Ok. Sorry
> > a vm layer to balance them. Linus just blew away a ton of this kind of mess
> > in the VM with user pages. Don't reinvent the problems some older BSDs had
>
> Ehm I didn't notice the VM layer used slab constructors/destructors in
> any way.
If you have a big pile of lists of free objects just in case you eventually
have to have scavenging routines to get them back on tight memory. BSD for
example recovers mbufs (sk_buff equivalents) when there is a memory shortage,
this means it asks each protocol to ask each of its sockets if it can get
stuff back (ick...). Then there is the "who shall I ask first" question.
(Current BSD this isnt paticularly bad btw)
> > However anyone who blithely throws slab out without doing serious benchmarks
> > on high end network performance is a fool. Furthermore 2.2 is not the time
>
> Please tell me what was there to benchmark it? Are you going to
> impress me with the network statement? That's not that easy :-).
Packets per second with slab versus without.
> With one exception nobody stepped in and used this feature!
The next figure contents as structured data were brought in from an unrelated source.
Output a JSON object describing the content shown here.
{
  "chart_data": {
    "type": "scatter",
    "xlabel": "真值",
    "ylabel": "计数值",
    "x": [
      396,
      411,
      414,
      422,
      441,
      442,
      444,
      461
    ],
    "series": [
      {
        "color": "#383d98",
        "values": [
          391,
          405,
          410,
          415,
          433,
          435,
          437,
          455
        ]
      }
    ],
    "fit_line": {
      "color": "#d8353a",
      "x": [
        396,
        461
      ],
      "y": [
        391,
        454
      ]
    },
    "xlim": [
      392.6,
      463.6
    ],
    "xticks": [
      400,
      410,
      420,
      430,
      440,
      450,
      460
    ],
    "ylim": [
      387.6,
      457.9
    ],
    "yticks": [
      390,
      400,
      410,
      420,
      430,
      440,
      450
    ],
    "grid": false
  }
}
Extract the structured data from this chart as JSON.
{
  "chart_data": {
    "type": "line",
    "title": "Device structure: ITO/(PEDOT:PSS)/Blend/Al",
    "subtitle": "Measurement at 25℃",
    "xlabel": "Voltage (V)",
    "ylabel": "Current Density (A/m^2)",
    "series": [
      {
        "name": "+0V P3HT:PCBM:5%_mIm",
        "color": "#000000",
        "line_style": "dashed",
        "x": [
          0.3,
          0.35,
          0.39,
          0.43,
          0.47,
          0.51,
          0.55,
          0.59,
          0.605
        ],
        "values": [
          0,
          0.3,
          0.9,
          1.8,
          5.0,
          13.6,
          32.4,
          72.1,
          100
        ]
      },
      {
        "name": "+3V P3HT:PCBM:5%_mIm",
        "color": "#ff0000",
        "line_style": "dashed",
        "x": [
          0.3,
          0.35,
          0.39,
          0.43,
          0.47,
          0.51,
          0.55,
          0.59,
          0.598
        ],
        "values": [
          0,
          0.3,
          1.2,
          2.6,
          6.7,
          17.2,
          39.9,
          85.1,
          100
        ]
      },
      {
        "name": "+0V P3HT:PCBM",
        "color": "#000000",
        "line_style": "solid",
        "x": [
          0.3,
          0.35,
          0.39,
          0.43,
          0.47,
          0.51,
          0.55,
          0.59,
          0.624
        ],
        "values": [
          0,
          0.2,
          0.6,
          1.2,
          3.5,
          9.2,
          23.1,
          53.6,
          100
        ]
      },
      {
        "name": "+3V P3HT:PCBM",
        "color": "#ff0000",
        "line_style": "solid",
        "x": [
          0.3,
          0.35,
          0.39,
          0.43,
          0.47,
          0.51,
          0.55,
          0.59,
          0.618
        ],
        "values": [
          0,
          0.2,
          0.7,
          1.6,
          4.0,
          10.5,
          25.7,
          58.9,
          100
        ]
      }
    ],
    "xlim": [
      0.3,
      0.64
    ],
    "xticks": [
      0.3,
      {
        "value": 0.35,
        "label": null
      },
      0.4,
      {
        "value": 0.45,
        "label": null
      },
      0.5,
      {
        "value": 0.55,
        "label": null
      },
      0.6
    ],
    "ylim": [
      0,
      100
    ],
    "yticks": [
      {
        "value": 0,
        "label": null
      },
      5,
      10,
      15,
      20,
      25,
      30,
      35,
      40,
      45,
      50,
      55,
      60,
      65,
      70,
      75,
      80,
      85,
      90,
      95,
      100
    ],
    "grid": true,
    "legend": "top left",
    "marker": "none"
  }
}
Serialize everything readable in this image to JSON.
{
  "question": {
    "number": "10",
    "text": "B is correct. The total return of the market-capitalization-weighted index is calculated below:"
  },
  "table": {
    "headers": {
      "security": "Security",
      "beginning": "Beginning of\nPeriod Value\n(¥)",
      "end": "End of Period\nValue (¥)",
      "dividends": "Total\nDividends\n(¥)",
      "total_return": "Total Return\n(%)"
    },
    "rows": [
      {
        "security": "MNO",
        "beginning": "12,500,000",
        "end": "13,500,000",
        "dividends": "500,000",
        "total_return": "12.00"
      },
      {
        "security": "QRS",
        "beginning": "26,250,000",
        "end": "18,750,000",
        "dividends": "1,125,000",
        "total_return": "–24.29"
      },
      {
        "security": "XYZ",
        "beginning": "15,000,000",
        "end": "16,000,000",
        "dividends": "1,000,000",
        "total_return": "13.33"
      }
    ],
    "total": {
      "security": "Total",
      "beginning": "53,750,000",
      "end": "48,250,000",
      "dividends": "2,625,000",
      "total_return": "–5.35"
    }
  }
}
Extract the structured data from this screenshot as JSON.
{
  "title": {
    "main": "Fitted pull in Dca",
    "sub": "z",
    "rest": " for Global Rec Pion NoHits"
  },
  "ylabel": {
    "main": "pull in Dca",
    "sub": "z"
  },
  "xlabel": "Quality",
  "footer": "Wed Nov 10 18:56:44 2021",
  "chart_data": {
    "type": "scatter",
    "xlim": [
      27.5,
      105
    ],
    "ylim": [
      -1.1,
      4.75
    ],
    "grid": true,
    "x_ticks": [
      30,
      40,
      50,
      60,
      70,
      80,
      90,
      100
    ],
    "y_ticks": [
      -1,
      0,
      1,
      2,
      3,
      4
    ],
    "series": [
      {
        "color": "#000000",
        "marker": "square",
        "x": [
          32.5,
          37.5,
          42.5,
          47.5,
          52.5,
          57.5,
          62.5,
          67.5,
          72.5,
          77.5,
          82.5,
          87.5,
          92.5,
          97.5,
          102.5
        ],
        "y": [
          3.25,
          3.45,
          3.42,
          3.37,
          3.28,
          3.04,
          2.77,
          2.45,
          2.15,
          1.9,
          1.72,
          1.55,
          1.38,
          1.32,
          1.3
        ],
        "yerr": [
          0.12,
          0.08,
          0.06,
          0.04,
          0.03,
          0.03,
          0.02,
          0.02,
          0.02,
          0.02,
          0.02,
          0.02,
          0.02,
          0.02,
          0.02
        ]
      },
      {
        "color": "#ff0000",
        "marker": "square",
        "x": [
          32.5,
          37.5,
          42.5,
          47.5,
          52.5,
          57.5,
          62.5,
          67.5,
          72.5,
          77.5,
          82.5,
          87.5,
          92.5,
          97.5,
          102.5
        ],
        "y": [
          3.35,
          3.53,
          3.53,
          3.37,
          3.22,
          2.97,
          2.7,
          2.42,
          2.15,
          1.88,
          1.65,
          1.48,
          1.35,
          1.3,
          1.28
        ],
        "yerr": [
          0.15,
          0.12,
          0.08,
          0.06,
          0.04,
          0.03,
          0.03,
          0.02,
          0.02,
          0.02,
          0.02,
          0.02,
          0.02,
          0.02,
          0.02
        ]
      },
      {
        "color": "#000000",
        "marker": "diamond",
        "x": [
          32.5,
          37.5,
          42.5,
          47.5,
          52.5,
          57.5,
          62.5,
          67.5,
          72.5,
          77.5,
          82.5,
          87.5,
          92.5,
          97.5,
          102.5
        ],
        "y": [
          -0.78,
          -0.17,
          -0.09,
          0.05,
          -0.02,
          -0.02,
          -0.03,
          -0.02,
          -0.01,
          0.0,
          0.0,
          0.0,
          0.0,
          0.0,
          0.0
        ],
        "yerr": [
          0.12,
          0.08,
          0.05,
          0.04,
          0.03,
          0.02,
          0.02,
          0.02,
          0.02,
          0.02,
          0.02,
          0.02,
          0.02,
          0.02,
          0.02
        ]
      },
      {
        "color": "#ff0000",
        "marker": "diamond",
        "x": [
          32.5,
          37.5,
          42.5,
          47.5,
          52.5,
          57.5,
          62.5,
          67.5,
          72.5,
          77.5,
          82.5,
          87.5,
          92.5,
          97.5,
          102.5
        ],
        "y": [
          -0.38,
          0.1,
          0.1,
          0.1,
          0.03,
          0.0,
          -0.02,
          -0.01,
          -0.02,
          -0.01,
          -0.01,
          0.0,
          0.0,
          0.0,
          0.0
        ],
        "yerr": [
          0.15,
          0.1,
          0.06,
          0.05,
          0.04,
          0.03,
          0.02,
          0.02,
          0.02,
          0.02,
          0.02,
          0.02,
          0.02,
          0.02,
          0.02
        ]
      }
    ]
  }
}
> Look at the patch the constructor usage there was just preventing
> a hand full of zero initializations, just about 8 or 10 (frankly I don't
> remember exactly), which looked the following way around:
Im not arguing about removing the constructors. We don't use them, why keep
them. They can be put back if/when used. Slab itself is a different matter
>From thje other paragraph I think I just got the wrong end of the stick. Its
removing slab I don't want to see, not removing pointless constructors.